Misterium muzycznemu patronował - jak zwykle niezawodnie i precyzyjnie Antoni Gref, który dobrze wczuł się w trudną, nieco ascetyczną strukturę Brittenowskiej partytury.

Dobrze brzmiący chór kameralny ze szczególnym udziałem Poznańskiego Chóru Chłopięcego tworzył odpowiednią, "obiektywną" przeciwwagę dla aktorów - śpiewaków. To właśnie na tych ostatnich spoczywała główna odpowiedzialność w niesieniu treści i formy misterium.

Aleksander Burnadt - poznański Paers (to już jego trzecia Brittenowska realizacja w tym teatrze) - doskonale, zarówno aktorsko, jak i głosowo odpowiadał demonicznej postaci Kusiciela. Raziła jednak niedobra prozodia angielskiego tekstu, która była z kolei atutem Błażeja Greka - syna marnotrawnego, także wokalnie przekonywującego. Piotr Liszkowski budował ciepły bardziej niż stanowczy portret Ojca odpowiednim wyczuciem stylu i nienaganną intonacją. Także i czwarty solista - Krzysztof Szaniecki wywiązał się nieźle z powierzonego mu zadania.

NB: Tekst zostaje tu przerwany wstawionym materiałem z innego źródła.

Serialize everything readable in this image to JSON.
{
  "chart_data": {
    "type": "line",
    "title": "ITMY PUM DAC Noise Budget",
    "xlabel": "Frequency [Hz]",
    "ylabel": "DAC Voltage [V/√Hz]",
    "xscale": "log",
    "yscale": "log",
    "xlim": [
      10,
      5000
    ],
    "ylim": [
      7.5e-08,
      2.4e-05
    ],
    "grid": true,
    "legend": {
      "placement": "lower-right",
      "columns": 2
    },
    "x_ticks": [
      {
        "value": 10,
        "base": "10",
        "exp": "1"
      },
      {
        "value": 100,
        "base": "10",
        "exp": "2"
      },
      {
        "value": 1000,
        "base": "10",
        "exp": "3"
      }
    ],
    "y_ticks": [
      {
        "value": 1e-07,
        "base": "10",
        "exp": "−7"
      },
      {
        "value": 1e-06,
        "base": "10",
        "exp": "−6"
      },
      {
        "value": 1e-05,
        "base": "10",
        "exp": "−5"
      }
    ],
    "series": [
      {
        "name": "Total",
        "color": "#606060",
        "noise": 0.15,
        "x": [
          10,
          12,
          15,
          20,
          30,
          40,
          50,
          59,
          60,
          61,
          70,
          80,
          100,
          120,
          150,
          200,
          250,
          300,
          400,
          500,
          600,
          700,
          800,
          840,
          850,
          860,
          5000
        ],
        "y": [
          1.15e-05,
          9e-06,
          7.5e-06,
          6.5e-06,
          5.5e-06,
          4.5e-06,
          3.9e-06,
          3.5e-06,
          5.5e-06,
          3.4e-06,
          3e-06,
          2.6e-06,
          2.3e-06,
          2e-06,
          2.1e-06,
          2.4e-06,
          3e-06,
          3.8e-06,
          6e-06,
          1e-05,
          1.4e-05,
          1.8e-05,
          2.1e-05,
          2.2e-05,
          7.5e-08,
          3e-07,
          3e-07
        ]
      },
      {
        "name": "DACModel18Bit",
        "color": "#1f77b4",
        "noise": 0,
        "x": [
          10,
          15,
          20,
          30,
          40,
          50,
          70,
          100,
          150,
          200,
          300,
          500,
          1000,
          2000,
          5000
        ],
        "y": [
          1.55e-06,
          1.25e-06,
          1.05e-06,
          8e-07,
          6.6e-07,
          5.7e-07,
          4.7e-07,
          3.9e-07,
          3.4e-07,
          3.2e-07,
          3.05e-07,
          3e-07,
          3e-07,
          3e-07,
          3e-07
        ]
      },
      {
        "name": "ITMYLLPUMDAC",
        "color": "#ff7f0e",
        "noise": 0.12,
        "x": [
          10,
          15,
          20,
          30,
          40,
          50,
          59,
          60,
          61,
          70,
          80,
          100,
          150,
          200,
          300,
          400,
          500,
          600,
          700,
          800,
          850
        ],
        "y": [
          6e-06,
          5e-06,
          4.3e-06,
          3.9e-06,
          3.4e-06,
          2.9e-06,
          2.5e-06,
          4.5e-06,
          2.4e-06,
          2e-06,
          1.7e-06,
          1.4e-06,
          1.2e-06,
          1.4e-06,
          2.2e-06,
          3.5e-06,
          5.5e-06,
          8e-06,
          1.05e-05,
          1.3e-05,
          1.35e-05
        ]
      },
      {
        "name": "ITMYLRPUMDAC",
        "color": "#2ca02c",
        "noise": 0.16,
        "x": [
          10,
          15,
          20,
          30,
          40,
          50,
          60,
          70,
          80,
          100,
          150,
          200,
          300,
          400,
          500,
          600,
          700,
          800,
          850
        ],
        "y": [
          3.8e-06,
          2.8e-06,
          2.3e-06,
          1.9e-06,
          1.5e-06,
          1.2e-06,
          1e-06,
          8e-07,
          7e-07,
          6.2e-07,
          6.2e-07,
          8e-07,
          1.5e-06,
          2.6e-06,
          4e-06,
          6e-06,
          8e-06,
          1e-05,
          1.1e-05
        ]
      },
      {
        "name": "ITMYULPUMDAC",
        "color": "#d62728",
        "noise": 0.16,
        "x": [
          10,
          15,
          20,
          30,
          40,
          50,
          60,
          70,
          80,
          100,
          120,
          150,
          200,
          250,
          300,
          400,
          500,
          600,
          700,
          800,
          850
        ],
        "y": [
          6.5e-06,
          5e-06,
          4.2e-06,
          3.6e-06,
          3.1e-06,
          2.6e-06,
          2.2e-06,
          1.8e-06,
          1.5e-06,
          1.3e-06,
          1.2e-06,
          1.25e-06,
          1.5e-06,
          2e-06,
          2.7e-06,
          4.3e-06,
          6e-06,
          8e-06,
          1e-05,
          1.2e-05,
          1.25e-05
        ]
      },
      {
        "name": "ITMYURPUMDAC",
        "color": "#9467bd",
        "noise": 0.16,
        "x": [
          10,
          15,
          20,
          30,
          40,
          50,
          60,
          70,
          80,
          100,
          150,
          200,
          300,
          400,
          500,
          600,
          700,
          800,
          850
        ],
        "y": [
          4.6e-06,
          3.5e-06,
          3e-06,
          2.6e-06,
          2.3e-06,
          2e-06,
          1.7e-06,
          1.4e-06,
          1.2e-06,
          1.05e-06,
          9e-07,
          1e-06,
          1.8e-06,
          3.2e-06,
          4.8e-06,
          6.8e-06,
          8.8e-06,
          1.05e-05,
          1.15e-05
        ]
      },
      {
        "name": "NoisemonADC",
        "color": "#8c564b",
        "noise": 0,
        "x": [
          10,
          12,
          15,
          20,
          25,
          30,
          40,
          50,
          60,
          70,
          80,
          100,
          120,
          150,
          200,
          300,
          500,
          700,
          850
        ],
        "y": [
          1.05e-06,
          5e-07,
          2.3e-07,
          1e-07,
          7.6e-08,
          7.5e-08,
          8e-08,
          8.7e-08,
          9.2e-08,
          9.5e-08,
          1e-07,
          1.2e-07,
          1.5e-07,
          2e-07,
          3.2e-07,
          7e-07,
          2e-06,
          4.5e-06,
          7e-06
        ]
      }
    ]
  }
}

Poznański Teatr Wielki wzbogacił się o bardzo cenną pozycję repertuarową, starannie przygotowaną i w interesujący sposób podaną, która - co ważne - pomimo swoich trudności, może liczyć na dość szeroką publiczność.

Wszystkim realizatorom tego trudnego przedsięwzięcia - gratulacje.

Pracownia

X
Nie jesteś zalogowany. Zaloguj się.
Trwa wyszukiwanie

Kafelki

Nakieruj na kafelki, aby zobaczyć ich opis.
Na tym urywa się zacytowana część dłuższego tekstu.